A high school Spanish teacher in Connecticut named Chris Poulos decided to run for the state General Assembly in an open seat with no incumbent. He was energetic, knocking on 5,300 doors to ask people to vote for him, in a district with fewer than 11,000 total voters. Essentially, he knocked, quite literally, on half the doors in the district and shook many, many hands.
On election night the results came in. Poulos had a six-vote lead over his Republican opponent Tony Morrison, a retired tech executive. But in a recanvas of more than 10,000 ballots over the course of the day last Monday that lead dropped to a single vote. And that’s where it stayed.
The final total was 5,297 votes for Poulos to 5,296 votes for Morrison.
“Having knocked on 5,300 doors it’s clear that people are divided,” Poulos said. “We need to wipe the slate clean of animosity and we need to move forward together in a civil and productive way to do what's best for our town and our state.”
He praised town election workers for an “absolutely professional” handling of ballots.
Lawyers for both parties oversaw the recanvas of ballots. Steve Kalkowski, Southington Republican Town Committee chairman, said he’s never seen an election decided by one vote.
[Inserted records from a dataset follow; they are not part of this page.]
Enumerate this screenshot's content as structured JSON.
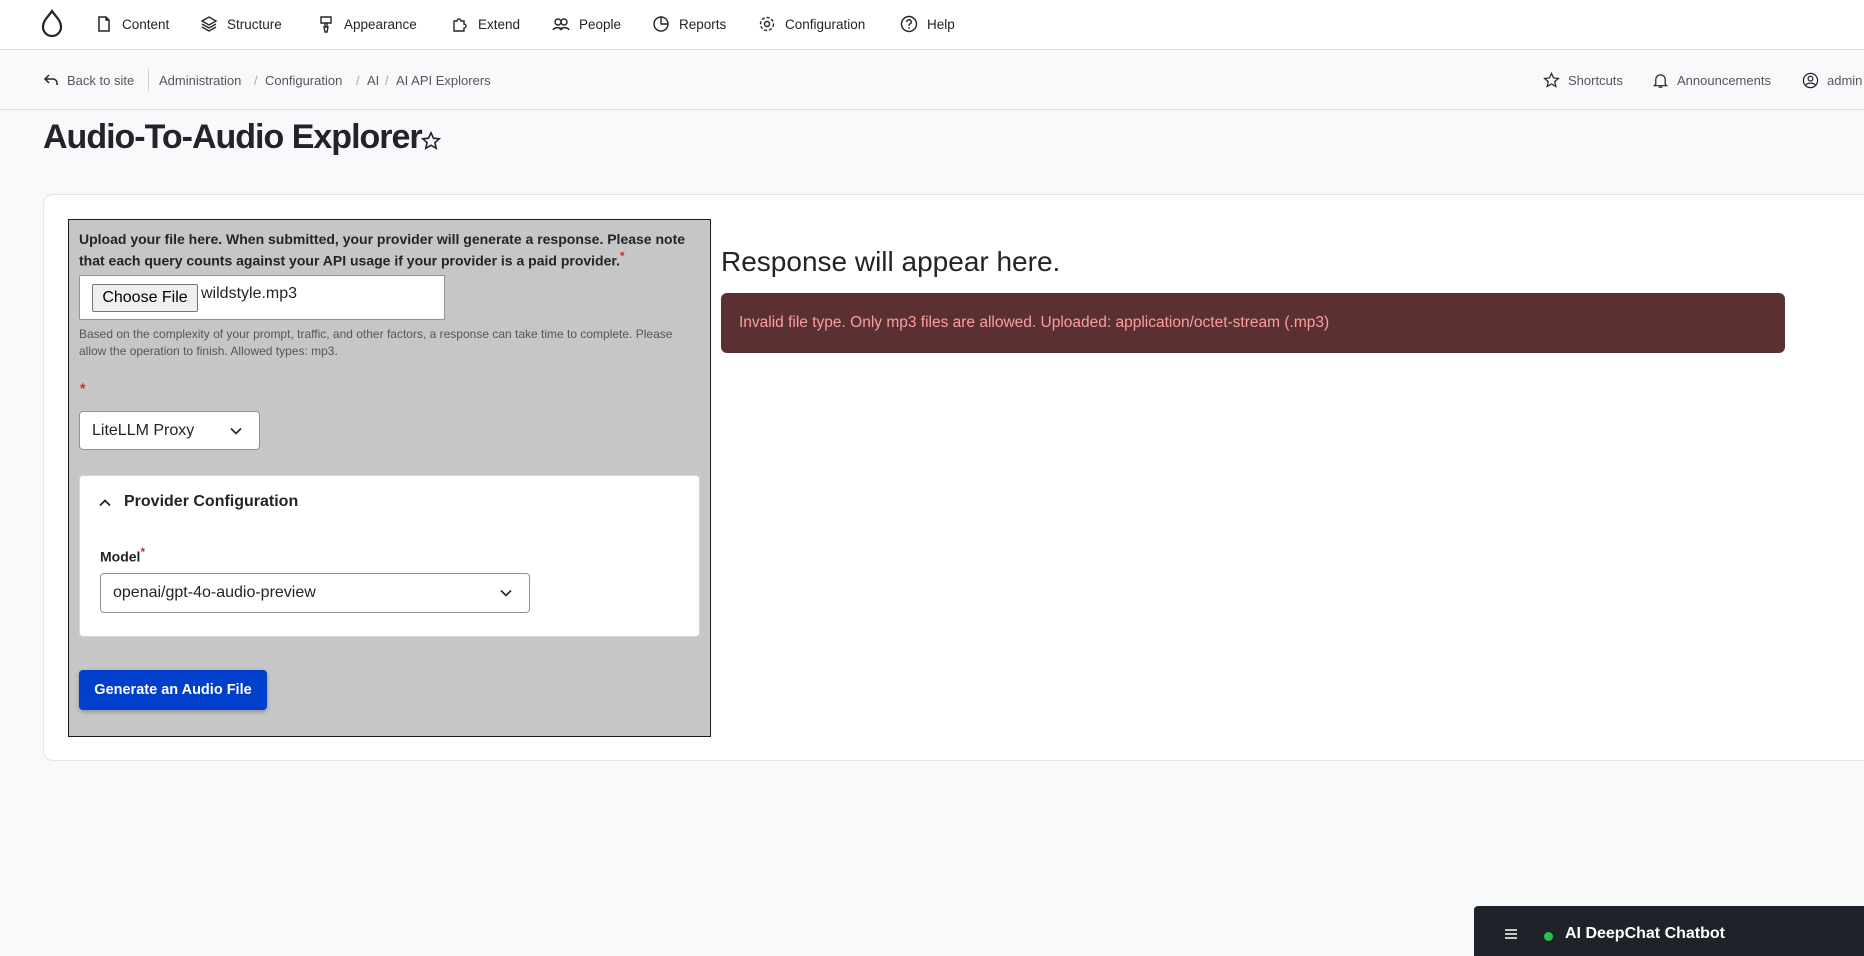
{
  "toolbar": {
    "logo": "drupal-drop-icon",
    "items": [
      {
        "label": "Content",
        "icon": "file-icon"
      },
      {
        "label": "Structure",
        "icon": "layers-icon"
      },
      {
        "label": "Appearance",
        "icon": "brush-icon"
      },
      {
        "label": "Extend",
        "icon": "puzzle-icon"
      },
      {
        "label": "People",
        "icon": "people-icon"
      },
      {
        "label": "Reports",
        "icon": "chart-icon"
      },
      {
        "label": "Configuration",
        "icon": "gear-icon"
      },
      {
        "label": "Help",
        "icon": "help-icon"
      }
    ]
  },
  "breadcrumb": {
    "back": "Back to site",
    "items": [
      "Administration",
      "Configuration",
      "AI",
      "AI API Explorers"
    ]
  },
  "utility": {
    "shortcuts": "Shortcuts",
    "announcements": "Announcements",
    "user": "admin"
  },
  "page": {
    "title": "Audio-To-Audio Explorer"
  },
  "form": {
    "upload_label": "Upload your file here. When submitted, your provider will generate a response. Please note that each query counts against your API usage if your provider is a paid provider.",
    "required_mark": "*",
    "choose_file": "Choose File",
    "file_name": "wildstyle.mp3",
    "description": "Based on the complexity of your prompt, traffic, and other factors, a response can take time to complete. Please allow the operation to finish. Allowed types: mp3.",
    "provider_value": "LiteLLM Proxy",
    "provider_config_title": "Provider Configuration",
    "model_label": "Model",
    "model_value": "openai/gpt-4o-audio-preview",
    "generate_button": "Generate an Audio File"
  },
  "response": {
    "title": "Response will appear here.",
    "error": "Invalid file type. Only mp3 files are allowed. Uploaded: application/octet-stream (.mp3)"
  },
  "chatbot": {
    "title": "AI DeepChat Chatbot",
    "status_color": "#27c24c"
  },
  "colors": {
    "primary_button": "#003ecc",
    "alert_bg": "#5a3033",
    "alert_text": "#ff9d9d"
  }
}
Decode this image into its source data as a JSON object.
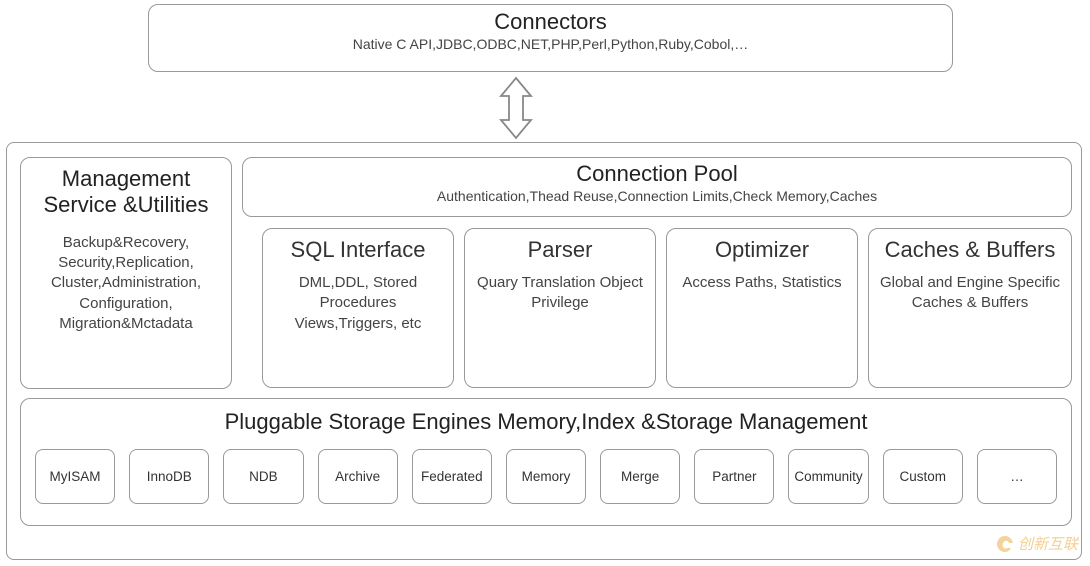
{
  "connectors": {
    "title": "Connectors",
    "subtitle": "Native C API,JDBC,ODBC,NET,PHP,Perl,Python,Ruby,Cobol,…"
  },
  "management": {
    "title": "Management Service &Utilities",
    "detail": "Backup&Recovery, Security,Replication, Cluster,Administration, Configuration, Migration&Mctadata"
  },
  "connection_pool": {
    "title": "Connection Pool",
    "subtitle": "Authentication,Thead Reuse,Connection Limits,Check Memory,Caches"
  },
  "sql_interface": {
    "title": "SQL Interface",
    "detail": "DML,DDL, Stored Procedures Views,Triggers, etc"
  },
  "parser": {
    "title": "Parser",
    "detail": "Quary Translation Object Privilege"
  },
  "optimizer": {
    "title": "Optimizer",
    "detail": "Access Paths, Statistics"
  },
  "caches": {
    "title": "Caches & Buffers",
    "detail": "Global and Engine Specific Caches & Buffers"
  },
  "storage": {
    "title": "Pluggable Storage Engines Memory,Index &Storage Management",
    "engines": [
      "MyISAM",
      "InnoDB",
      "NDB",
      "Archive",
      "Federated",
      "Memory",
      "Merge",
      "Partner",
      "Community",
      "Custom",
      "…"
    ]
  },
  "watermark": "创新互联"
}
“There was one hand count ballot that was the difference. The voter put their pen on Morrison and made a dot then circled Poulos,” Kalkowski said. “That did it.”
One vote. One person’s vote, to be more specific, was the difference in that election.
The closely divided nature of our national electorate has been demonstrated repeatedly in recent years, and even decades. That has made politics seem like a zero-sum game, and a painful one at many times. We win, you lose; or you win, we lose. And it all conspires to make us feel frustrated and even powerless.
But looked at through the lens of this one election, I think we can take a quite different lesson of individual empowerment. One vote can make the difference. Each vote matters.
That is, every single person counts. What a great reminder of that essential truth, one that Judaism has always believed, from Abraham’s time to Rebecca’s time to those four Roman matriarchs to that medieval total of 350 Jews to our own time. Each individual human being matters. Every single person has value.
As Pirkei Avot teaches us in the Mishna, she’ein l’cha adam she’ein lo sha’a, there is no person who has not their hour. Every one of us matters.
And the Talmud tells us that one who saves a single life is accorded the merit of having saved the entire world. Each of us counts.
That’s a lesson worth relearning, again and again, for it’s true not just in an election like that one in Connecticut, not just in some genetic passage of DNA, but in every aspect of life.
When we believe someone is below our notice, we miss the central truth that every single person has value. And when we are down or depressed, we may also fail to realize that we, too, matter and will have our time. We are, each of us, created in the image of God.
Whether it’s one single vote in a state election in Connecticut, or being the tenth person in a minyan at a synagogue service, or doing our own part to carry on the work of a valuable larger organization, or caring for our own families. Each of us matters. Everyone counts.
That’s something we need to be reminded of, again and again. And it’s something we learned again this week.
May we remember it over this Shabbat, and in the weeks, months, and years to come.